The process may seem relatively straightforward, but there is a lot that could go wrong. What if you need to use part of your land that is dedicated to the solar array? What if the energy company goes out of business? Will they still remove the solar array from your land? What if there is a dispute?
The answers to these questions are all important, and you should not get legal advice from a blog post. Don’t feel pressure to sign a lease as it is proposed to you. Instead, get advice from an attorney who has experience representing landowners in energy leases.
That said, here is a selection of some of the more important clauses you might see in a solar energy lease. If these clauses are not in the contract, it may be crucial to have them added in:
The purpose clause explains what the lease is for and lays out what types of land use are permitted to the developer. It may also lay out additional developer rights.
The lease term describes how long the lease will be in force, its beginning date and end date. This is sometimes divided into a “development term,” an “operations term” and sometimes a “construction term.” Each section will have certain requirements. If those requirements are not met, the lease terminates.
The lease compensation clause explains how you, the landowner, will be compensated for the use of your land. Solar leases are typically based on a guaranteed minimum payment, which may be referred to as “minimum rent” or just “rent.” Payments are typically adjusted annually. Most landowners also receive royalties of about 3% of gross revenues.
The reserved uses clause explains what uses the landowner can continue to make of the land during the term of the lease. For example, you might reserve the right to hunt or do oil and gas exploration. However, solar energy developments have a large footprint, and you may have no rights in areas occupied by the solar array. This clause also describes how you and the solar energy company will enter and exit the land.
The payment of taxes clause describes who will pay any taxes, especially if the land will be taxed more or differently during the operation of the solar array. It is crucial for this to make clear who is responsible for ad valorem tax increases and any penalties on roll back taxes for the occupied area.

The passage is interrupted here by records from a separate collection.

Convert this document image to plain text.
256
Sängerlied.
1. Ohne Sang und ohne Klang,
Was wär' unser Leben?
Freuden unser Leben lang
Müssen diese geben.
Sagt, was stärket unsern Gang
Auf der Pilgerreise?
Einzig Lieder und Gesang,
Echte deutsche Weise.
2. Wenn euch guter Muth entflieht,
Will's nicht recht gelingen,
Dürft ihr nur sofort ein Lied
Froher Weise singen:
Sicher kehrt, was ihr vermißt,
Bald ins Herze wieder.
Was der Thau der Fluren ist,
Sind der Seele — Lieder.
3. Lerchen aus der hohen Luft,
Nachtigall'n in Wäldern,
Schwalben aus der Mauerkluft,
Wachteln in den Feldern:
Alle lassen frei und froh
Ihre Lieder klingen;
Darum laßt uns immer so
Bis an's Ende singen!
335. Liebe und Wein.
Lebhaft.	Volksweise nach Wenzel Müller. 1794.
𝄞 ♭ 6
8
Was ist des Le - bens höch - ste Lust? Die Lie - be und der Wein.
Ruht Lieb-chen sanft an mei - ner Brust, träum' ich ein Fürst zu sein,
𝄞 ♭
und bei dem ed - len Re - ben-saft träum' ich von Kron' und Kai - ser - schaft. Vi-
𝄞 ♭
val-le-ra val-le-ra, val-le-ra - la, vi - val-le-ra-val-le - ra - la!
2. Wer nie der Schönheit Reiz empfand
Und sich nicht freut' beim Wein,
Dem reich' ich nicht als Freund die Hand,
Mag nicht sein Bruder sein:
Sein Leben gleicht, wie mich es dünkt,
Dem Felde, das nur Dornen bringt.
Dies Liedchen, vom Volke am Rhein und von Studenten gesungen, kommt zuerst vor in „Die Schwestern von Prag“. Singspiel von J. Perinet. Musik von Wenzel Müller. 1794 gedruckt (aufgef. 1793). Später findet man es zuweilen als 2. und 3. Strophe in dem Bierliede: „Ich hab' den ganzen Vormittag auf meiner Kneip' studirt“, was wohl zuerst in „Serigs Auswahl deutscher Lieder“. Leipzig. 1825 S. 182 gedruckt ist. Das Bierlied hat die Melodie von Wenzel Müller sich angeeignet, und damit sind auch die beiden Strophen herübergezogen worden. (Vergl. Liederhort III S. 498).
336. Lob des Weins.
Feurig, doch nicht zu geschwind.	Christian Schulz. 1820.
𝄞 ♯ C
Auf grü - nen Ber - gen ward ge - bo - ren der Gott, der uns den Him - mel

The removal bond clause makes sure your land is restored to its current state at the end of the lease. In order to ensure that the energy company removes its improvements upon expiration or termination of the lease, a removal bond, letter of credit, or guarantee from a credit-worthy entity is generally required.
An indemnity clause seeks to assure the landowner that the energy company will indemnify you and hold you harmless in any lawsuits related to their use of the land, including suits by mineral owners.
A choice of law and venue clause sets up the system for how and where disputes will be resolved. For example, if the energy company is not from Texas, it may prefer to have any disputes handled in their home state’s courts. Or, they may want to require arbitration instead of court. You may prefer to have disputes handled in local Texas courts.
These are just a few of the possible clauses you might see in a solar lease. You need to understand each and every one of them before you sign the lease. Work with an attorney who has handled solar leases for landowners before.